Bu köşe
yazarı, iktidarperver biridir. Bir ara işlevi vardı, sonra bir biçimde
devredışı bırakıldı. Oysa o, Ahmet Hakan’ın şu an getirildiği pozisyonlara
layık olduğunu düşünüyordu. Bu durumda, iktidar safından, muhalefet safına
geçmekte beis görmedi.
Sorduğu
sorular şunlar:
“Gazeteci-yazar
Murat Yetkin, bugün kaleme aldığı yazıda15 Temmuz darbe girişimi hakkında 15
soru sordu.
…
Yetkin'in
15 Temmuz darbe girişimi hakkında sorduğu bazı sorular şöyle:
-
Erdoğan, 2007’de Cumhurbaşkanlığı/e-muhtıra sonrası başlatılan Ergenekon, vb
soruşturmalar, kendisine “Laikçileri devletten temizliyoruz”, “Size suikast
girişimi ortaya çıkardık”diye sunulurken, Fethullahçılar’ın asıl olarak orduda,
yargıda,üniversite ve sivil toplumda kendilerine ayak bağı olabilecek isimleri
yoldan temizlediğini göremedi mi? Gerçekten bunları göremeyecek kadar saf ve
naif Anadolu çocukları olduklarına mı inanmamızı istiyor AK Parti yöneticileri?
-
Fethullahçı emniyet ve yargı mensupları, 2009’da Bülent Arınç’a suikast
düzenleneceği iddiasıyla, Özel Kuvvetler Komutanlığında, devletin en gizli
bilgilerinin saklandığı “Kozmik Oda”ya girdi. O bilgilerin de “ABD’de bir
adrese” gönderilip gönderilmediği halen bilinmiyor. Cumhurbaşkanı Abdullah Gül,
Başbakan Tayyip Erdoğan, Dışişleri Bakanı Ahmet Davutoğlu idi. Sivilleşme
görüntüsü altında, kendi yönetimlerindeki devlet sırlarının bu şekilde
sıfırlanmasının sonuçlarını nasıl göremediler?
- Meclis
15 Temmuz’u Araştırma Komisyonu’nun Fethullahçıların siyasi bağlantılarını ortaya
çıkarması neden engellendi? Kalkışma gecesi, en kritik iki mevkide bulunan
Genelkurmay Başkanı Hulusi Akar ve MİT Müsteşarı Fidan’ın ifade vermesi neden
istenmedi? Bank Asya’ya fatura yatıran vatandaş,FETÖ’cü diye, işinden, belki
özgürlüğünden olurken, neden bir dönem Fethullahçılar’ın gayrı resmî sözcüsü
gibi davranan AK Partililer hâlâ ortalarda?”
Şimdi,
bir:
Cumhuriyet
ve Tayfun Atay gibilerin, 15 Temmuz 2019’da yayınladığı darbe metinleri
gözönüne alındığında, bu adam zemzemle yıkanmış gibi duruyor. Ancak, doğruları
yanlış biri dile getirirse, o kişi araya yanlışları da kakalar. Sonuçta Yetkin,
yıllarca şu an eleştirdiği kişilerin safındaydı. Yani, birileri yargılanırsa, o
da yargılanır.
Bizim
daha basit bir sorumuz var:
1960,
1971, 1980 darbelerini biliyoruz. 2016’daki darbe, hiç darbeye benziyor muydu?
Neden
hiç kimse, özellikle muhaefet partileri mensupları, bunu dilegetiremiyor?
Akar’ın
yüzüne neler neler söylendi. Onlar unutuluyor mu?
Bugün
Türkiye’yi makro düzeyde, bu üçlü troykadan hangisi hangi güçte yönetiyor?
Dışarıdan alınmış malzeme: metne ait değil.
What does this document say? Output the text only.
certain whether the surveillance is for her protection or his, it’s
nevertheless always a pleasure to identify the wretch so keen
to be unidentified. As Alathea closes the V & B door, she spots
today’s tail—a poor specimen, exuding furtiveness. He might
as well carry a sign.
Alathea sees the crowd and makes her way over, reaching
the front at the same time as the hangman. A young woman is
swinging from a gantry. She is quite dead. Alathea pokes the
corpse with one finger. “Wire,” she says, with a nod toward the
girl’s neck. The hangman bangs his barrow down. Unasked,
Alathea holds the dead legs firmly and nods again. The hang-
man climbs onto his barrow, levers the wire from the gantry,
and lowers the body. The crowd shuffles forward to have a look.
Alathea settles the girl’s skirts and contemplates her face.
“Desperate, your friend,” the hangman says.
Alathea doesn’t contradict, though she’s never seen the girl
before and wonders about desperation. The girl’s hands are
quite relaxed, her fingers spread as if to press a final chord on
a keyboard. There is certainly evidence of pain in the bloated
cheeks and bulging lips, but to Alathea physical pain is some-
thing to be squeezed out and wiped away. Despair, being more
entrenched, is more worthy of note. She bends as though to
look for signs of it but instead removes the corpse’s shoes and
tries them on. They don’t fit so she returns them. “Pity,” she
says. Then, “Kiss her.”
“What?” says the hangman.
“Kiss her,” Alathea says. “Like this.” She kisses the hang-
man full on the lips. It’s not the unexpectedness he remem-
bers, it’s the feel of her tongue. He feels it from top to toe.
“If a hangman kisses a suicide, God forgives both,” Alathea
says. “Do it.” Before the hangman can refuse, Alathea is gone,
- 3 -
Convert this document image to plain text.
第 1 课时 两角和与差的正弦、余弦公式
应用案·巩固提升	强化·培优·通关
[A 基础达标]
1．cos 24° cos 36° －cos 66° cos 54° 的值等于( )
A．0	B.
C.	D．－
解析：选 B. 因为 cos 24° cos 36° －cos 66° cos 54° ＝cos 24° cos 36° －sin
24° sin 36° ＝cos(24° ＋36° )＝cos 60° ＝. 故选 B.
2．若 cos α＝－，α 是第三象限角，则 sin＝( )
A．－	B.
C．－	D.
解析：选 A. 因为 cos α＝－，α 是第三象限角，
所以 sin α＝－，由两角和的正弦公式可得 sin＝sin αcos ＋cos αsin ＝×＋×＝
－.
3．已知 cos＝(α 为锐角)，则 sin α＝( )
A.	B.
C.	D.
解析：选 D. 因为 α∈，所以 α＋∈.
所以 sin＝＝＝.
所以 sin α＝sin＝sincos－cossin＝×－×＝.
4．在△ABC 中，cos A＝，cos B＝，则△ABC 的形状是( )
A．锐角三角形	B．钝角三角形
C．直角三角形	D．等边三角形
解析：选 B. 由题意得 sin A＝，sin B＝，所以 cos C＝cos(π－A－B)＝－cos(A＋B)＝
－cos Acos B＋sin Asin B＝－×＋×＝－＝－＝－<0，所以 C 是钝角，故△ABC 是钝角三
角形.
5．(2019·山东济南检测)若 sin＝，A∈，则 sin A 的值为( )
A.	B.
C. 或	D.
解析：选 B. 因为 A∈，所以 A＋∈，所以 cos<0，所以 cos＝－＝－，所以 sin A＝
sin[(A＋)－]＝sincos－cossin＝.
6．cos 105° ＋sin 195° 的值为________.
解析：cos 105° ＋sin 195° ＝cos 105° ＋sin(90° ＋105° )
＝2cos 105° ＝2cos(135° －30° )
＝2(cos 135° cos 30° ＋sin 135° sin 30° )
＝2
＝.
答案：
Neden hiç kimse bunu sorgulamıyor?
Herşeyi
bırakalım:
1997
sonrasında ordunun yaptığı herşey, Türkiye’de ılımlı İslam projesinin uygulanmasına yaradı ve sonuç 1,5 trilyon
dolar borç ve 3 cephede savaş oldu.
Darbe
sayılanın üçüncü yılında, bu bilanço neden sorgulanmıyor?